Damien's Seed (1996) poster

Damien’s Seed (1996)

Rating:


USA. 1996.

Crew

Director/Screenplay – Edward Holzman, Story – Edward Holzman & Meriam Castel, Producer – Bradford Hill, Photography – Bruce Dorfman, Music – K. Alexander Wilkinson, Special Effects – West EFX Inc (Supervisor – Erick Brennan), Production Design – John Larena. Production Company – Mystique Films.

Cast

Matthew Sullivan (Barry Haven), Jacqueline Lovell (Trix), Leslie Harter (Jane Jansen), Jimmy Wlcek (Eric), Shauna O’Brien (Connie), Leslie Olivan (Diane), Kira Reed (Detective Carol Reiner), Scott Shaughnessy (Frank)


Plot

Private investigator Barry Haven is hired by Jane Jansen to find her missing sister Jessica. Joined by Trix, a free-spirited hitchhiker he picks up and then takes on as his assistant, Haven tries to track Jessica down in the small town of Lost Lake, where she was last known to be. Both he and Trix have sex with various people they meet during the course of the investigation. However, it becomes increasingly apparent that Jessica has been taken by a cult known as The Daughters of Darkness, who are holding her to be sacrificed as they await the return of Damien, the son of the cult’s leader.


Damien’s Seed is a made-for-cable erotic film. Made-for-cable deals in softcore erotica – no penetration, no male genitalia, only brief pubic shots – and are made with professional crews and reasonably competent actors, plus the semblance of a script. Some of these are even quite good – see Embrace the Darkness (1998).
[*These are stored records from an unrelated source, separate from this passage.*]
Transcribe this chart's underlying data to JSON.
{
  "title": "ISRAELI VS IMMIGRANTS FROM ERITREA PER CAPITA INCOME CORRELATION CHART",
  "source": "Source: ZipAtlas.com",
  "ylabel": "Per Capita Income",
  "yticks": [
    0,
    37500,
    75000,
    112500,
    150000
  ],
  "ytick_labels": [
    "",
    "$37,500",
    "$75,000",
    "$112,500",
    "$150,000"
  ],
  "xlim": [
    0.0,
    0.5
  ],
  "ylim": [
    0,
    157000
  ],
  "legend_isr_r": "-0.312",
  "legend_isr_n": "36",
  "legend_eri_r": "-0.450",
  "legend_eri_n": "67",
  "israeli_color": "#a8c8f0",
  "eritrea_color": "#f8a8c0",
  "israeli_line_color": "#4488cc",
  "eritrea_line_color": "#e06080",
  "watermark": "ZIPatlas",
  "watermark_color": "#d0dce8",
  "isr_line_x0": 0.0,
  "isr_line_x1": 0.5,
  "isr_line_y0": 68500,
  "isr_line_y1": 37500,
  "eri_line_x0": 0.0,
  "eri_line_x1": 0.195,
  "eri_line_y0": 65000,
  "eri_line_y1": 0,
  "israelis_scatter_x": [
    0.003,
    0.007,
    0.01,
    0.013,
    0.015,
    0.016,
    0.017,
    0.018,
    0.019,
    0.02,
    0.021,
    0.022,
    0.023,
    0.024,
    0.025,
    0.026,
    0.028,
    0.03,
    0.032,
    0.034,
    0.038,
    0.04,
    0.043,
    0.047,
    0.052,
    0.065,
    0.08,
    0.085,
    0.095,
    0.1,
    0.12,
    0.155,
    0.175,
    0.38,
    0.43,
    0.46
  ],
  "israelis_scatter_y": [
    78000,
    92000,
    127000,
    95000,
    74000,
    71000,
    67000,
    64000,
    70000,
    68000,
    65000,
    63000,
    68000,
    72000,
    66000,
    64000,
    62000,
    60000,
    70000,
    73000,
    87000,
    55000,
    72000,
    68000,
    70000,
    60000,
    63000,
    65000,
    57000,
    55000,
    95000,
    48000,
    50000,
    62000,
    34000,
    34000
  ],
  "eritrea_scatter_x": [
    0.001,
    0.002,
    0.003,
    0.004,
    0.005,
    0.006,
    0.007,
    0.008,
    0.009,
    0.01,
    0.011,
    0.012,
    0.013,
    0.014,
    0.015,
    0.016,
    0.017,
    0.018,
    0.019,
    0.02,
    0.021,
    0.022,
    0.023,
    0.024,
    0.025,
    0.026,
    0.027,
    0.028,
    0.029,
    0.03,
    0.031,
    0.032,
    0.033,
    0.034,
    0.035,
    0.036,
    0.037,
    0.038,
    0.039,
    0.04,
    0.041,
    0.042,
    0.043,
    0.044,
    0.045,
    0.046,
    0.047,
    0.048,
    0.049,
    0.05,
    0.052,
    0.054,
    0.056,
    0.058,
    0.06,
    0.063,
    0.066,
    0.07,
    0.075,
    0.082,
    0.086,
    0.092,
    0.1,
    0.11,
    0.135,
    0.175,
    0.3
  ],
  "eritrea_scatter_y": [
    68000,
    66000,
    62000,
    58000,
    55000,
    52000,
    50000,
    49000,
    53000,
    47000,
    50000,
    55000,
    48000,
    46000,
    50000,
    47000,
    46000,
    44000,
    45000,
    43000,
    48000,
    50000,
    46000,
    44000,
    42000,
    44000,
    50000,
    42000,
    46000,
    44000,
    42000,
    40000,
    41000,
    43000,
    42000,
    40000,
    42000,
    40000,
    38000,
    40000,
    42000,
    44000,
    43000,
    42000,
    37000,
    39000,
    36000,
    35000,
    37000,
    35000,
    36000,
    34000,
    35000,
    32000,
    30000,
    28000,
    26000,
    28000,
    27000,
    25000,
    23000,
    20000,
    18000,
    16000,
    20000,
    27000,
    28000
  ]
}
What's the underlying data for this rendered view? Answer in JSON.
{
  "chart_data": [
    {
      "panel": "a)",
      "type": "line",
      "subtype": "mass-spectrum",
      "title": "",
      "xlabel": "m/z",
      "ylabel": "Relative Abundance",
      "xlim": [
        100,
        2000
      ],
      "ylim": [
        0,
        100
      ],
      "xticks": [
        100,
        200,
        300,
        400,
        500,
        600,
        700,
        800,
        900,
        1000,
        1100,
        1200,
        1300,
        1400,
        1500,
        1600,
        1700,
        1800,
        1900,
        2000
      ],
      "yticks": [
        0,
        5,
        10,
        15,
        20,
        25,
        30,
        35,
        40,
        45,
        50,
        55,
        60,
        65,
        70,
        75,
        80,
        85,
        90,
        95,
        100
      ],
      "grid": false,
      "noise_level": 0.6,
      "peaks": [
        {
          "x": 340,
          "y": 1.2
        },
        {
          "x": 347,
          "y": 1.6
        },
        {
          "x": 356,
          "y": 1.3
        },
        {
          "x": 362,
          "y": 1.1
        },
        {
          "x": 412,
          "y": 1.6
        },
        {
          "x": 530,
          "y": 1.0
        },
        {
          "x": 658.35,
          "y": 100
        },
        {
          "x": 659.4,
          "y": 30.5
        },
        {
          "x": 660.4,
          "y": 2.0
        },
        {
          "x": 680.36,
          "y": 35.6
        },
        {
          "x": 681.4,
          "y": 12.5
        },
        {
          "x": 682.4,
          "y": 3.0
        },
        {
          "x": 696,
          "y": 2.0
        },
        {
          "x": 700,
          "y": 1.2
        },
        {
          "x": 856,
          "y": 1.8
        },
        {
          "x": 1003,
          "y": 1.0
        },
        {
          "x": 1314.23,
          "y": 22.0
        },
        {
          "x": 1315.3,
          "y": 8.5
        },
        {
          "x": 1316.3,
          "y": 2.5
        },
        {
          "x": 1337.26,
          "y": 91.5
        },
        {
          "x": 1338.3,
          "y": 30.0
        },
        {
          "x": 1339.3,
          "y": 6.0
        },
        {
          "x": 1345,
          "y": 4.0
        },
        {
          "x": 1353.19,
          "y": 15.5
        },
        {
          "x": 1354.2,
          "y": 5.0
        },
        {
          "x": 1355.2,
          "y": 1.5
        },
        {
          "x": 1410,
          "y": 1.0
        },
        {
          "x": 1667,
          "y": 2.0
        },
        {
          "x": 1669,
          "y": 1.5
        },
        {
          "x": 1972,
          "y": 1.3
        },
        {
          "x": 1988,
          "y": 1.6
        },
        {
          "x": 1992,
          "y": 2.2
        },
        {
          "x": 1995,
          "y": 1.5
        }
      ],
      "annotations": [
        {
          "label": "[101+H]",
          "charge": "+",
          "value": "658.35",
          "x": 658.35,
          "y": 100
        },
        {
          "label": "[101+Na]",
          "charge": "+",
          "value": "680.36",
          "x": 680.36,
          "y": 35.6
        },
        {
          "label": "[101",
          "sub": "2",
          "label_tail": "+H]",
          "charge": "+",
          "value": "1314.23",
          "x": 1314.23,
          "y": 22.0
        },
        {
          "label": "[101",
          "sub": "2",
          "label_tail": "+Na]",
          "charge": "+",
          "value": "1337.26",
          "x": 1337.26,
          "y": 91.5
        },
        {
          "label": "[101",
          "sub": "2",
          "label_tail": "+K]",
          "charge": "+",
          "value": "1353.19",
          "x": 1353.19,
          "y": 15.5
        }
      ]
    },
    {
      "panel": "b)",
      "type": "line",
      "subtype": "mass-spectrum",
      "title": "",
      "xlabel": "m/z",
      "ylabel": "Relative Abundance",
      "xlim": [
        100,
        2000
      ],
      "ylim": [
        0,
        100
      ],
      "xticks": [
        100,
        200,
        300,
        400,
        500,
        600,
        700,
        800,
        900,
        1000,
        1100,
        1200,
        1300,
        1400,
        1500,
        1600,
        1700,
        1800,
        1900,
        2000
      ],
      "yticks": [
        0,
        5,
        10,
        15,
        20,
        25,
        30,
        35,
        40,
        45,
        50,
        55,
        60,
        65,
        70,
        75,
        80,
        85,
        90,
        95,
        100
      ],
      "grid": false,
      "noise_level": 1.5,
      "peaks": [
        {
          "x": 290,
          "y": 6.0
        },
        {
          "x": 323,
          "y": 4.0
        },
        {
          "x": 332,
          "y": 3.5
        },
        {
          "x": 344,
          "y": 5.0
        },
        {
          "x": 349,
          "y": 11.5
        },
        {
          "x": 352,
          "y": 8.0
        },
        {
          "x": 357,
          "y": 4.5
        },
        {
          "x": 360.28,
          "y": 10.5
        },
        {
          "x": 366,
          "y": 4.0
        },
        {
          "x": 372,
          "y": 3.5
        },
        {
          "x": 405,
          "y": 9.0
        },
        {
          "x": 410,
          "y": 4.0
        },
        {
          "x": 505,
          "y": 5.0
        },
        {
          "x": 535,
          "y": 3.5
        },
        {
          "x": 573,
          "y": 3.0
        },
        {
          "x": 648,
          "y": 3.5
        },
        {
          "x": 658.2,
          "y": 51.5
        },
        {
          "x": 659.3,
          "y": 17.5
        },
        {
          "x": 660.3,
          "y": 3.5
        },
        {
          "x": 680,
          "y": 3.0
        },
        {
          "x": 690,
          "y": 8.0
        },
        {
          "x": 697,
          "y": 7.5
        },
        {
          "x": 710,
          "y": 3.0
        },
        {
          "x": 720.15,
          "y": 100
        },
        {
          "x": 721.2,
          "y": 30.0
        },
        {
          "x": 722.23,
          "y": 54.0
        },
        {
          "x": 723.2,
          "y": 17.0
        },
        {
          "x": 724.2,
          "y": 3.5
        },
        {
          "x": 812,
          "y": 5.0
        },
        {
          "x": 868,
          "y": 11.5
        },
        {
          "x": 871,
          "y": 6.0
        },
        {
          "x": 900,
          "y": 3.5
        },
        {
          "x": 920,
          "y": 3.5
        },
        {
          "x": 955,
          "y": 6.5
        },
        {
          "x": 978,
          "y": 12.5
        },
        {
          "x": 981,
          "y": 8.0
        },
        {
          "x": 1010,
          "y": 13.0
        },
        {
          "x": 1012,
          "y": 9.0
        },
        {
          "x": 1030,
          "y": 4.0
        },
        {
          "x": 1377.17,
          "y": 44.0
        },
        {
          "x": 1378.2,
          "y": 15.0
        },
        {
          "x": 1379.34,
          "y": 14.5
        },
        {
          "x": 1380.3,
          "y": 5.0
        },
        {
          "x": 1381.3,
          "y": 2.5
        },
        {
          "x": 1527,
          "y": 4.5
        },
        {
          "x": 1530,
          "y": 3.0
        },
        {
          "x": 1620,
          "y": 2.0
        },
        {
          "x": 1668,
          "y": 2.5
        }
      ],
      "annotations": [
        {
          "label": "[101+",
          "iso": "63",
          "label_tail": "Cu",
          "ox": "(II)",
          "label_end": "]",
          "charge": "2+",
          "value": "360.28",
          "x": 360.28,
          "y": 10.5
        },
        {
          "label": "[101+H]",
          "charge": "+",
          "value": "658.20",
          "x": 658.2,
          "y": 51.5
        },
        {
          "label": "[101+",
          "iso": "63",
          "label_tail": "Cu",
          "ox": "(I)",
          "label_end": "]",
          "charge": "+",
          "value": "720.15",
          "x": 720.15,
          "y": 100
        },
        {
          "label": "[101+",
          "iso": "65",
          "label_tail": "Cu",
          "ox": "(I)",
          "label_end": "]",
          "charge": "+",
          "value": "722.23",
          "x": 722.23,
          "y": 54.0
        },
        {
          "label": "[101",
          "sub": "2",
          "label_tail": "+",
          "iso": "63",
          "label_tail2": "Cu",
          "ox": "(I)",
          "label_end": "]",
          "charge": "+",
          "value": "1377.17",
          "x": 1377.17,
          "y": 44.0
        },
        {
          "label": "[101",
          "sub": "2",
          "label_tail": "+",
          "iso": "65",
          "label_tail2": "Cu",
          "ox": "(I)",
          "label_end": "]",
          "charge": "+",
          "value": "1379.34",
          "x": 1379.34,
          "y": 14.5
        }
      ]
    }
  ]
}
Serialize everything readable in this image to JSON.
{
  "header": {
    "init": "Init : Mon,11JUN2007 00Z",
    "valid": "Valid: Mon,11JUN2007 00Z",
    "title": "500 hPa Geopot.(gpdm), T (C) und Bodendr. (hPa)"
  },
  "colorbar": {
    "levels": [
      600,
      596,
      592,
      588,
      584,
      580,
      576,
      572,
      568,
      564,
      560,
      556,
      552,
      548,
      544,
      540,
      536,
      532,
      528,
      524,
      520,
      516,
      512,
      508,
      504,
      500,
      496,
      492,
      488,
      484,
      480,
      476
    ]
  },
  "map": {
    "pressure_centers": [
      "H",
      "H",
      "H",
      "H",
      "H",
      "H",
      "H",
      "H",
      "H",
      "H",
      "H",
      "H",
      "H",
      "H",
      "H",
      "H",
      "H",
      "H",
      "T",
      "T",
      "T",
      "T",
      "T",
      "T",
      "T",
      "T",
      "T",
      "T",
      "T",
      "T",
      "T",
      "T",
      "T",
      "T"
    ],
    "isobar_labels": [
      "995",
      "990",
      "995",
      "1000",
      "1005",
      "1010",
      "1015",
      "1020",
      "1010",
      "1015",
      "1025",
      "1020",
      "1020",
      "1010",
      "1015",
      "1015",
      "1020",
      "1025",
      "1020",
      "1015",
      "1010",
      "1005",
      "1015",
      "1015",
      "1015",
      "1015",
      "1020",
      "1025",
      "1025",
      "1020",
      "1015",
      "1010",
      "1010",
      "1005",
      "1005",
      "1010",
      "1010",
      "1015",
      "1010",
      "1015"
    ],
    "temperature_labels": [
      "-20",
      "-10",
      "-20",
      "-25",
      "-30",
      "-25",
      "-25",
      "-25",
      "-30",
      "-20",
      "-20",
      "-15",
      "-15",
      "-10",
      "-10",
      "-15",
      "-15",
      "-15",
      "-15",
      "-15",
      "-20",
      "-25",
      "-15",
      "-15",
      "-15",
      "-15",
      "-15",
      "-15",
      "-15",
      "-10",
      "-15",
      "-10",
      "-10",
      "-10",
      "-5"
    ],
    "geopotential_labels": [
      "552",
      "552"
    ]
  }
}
Damien’s Seed audaciously tries to conduct an erotic film as a ripoff of The Omen (1976). (It is interesting to note how since The Omen, the name Damien has become de rigeur associated with The Devil and/or Satanism). The film doesn’t succeed at doing this particularly well – the plot only develops in intermittent stretches between the erotic couplings.

The ending conducts an okay twist variation on Spellbinder (1988), although it is a familiar twist and one that the film does not push for as much drama as it could have done. There is, for example, little in the way of sinisterness attached to the activities of the cult as there might be in a standard Omen copy.

That leaves the film to be measured on the basis of its erotica. Most of this falls into a bland forgettability and lacks any distinction. The sole exception is Jacqueline Lovell, who has a gorgeous freeness and natural sexuality. There is a nice scene, which radiates a good deal of steaminess, with her doing a striptease in the headlights of a pickup and then making out on the back of the truck.

Damien’s Seed was shot on location in the California resort town on Big Bear Lake and has been made on the cheap with locations restricted to motels and chalets. Co-star Leslie Harter later married director Robert Zemeckis of Back to the Future (1985) and Who Framed Roger Rabbit? (1988) fame.